Wizz Air already has been flying internationally from several airports in Norway. Now it’s announced its entry into the domestic market with flights between four Norwegian cities. PHOTO: Wizz Air

Wizz Air announced earlier this week that it intended to expand its service within Norway, with new domestic routes from Oslo’s main airport at Gardermoen (OSL) to Bergen, Trondheim and Tromsø. The airline, which also flies internationally from other Norwegian airports, promoted fares of as low as NOK 199 (USD 22) each way.

By Thursday Norwegian was advertising the same low fare on some of the same routes in November, when Wizz is due to start up. “We compete against Wizz Air on many (international) routes,” Norwegian’s CEO Jacob Schram told newspaper Dagens Næringsliv (DN) right after Wizz’ announced entry into Norway’s domestic market. “We’re used to competition, and when Wizz (expands in) Norway, we’ll have to deal with that.”
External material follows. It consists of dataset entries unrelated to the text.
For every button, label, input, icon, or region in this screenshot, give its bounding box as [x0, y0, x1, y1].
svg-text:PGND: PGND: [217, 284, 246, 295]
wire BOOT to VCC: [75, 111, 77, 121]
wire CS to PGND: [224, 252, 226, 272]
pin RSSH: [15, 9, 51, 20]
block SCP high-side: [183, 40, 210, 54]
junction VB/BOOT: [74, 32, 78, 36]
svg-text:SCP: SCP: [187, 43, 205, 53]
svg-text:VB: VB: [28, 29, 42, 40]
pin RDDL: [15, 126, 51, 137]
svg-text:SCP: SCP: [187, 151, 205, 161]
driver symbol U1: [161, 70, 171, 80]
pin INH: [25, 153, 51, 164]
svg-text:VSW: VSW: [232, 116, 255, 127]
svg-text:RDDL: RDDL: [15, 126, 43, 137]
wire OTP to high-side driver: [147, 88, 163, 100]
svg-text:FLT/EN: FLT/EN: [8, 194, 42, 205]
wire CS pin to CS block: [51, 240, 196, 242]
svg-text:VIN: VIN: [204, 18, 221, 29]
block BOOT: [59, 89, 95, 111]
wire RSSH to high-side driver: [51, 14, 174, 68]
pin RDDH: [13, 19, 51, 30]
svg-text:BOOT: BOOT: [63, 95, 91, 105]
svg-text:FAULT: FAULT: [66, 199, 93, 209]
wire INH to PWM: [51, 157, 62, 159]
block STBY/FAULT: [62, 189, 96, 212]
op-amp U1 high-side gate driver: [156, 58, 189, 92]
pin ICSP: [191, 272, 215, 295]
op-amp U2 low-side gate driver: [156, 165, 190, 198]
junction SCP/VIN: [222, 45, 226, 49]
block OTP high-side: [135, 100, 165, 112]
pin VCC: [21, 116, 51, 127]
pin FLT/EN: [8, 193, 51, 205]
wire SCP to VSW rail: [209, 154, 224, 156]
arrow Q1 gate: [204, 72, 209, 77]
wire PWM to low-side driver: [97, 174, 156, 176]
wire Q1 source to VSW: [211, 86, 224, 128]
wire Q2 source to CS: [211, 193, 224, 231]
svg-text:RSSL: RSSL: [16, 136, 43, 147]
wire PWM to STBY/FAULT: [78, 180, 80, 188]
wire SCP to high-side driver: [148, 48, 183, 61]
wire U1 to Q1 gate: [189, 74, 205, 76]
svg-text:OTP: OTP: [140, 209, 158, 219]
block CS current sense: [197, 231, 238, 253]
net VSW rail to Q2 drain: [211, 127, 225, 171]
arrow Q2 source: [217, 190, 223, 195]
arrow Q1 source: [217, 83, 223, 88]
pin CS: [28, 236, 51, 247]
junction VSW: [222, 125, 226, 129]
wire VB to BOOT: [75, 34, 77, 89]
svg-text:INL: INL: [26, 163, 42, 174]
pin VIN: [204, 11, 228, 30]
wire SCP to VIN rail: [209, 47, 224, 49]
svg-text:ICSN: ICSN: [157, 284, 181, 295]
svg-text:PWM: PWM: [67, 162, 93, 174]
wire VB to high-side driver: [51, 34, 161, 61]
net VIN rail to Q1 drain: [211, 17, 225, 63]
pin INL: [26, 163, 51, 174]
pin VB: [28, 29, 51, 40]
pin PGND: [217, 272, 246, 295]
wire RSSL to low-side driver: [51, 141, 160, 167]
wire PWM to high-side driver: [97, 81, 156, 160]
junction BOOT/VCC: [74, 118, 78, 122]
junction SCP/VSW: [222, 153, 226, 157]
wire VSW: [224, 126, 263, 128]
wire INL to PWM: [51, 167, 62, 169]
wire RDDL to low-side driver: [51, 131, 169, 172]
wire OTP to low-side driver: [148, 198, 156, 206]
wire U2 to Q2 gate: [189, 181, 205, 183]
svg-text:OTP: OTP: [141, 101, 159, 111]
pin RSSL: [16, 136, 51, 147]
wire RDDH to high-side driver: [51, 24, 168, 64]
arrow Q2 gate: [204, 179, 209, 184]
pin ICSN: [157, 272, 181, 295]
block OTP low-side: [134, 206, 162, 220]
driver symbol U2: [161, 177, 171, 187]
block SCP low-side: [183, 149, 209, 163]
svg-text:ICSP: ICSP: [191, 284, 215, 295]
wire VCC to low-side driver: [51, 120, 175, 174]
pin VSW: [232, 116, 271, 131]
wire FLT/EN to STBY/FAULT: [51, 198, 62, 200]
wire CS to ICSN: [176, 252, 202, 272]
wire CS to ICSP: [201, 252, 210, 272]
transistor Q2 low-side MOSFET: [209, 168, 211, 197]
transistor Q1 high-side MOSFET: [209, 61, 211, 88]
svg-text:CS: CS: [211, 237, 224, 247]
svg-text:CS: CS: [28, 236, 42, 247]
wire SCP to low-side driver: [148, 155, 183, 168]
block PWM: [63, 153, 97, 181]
“We’ve been fighting like David against Goliath since we were born, so we’re prepared for more competition ahead also,” Schram added.

Norwegian’s NOK 199 fares weren’t always showing as available, however, with one day in November offering fares of NOK 379 and NOK 519 for the lowest restricted tickets and NOK 1,207 for a flexible ticket between Oslo and Bergen. Norwegian’s low fares, including the one for NOK 519, don’t allow for carry-on baggage, so anyone needing just an overnight bag would need to pay even more.

SAS, meanwhile, didn’t seem to be matching Wizz’s lowest fares, at least not yet, with all of its lowest-fare tickets on that same day in November selling for NOK 479 each way. SAS’ CEO Rickard Gustafson claimed his airline, however, was also accustomed to competition.

“If it’s not them (Wizz) it’s someone else,” SAS CEO Rickard Gustafson told DN. Both Norwegian and SAS have been struggling during the Corona crisis, with most of their fleets grounded and company officials appealing for more capital and state aid. Both are offering only limited service at present because of Corona-induced travel restrictions, but hope to be taking off with more flights as soon as possible.

“We’ll have to adjust to what customers are willing to pay,” Gustafson said, “but it’s clear that this (NOK 199) is a price level that will be incredibly difficult to be profitable.”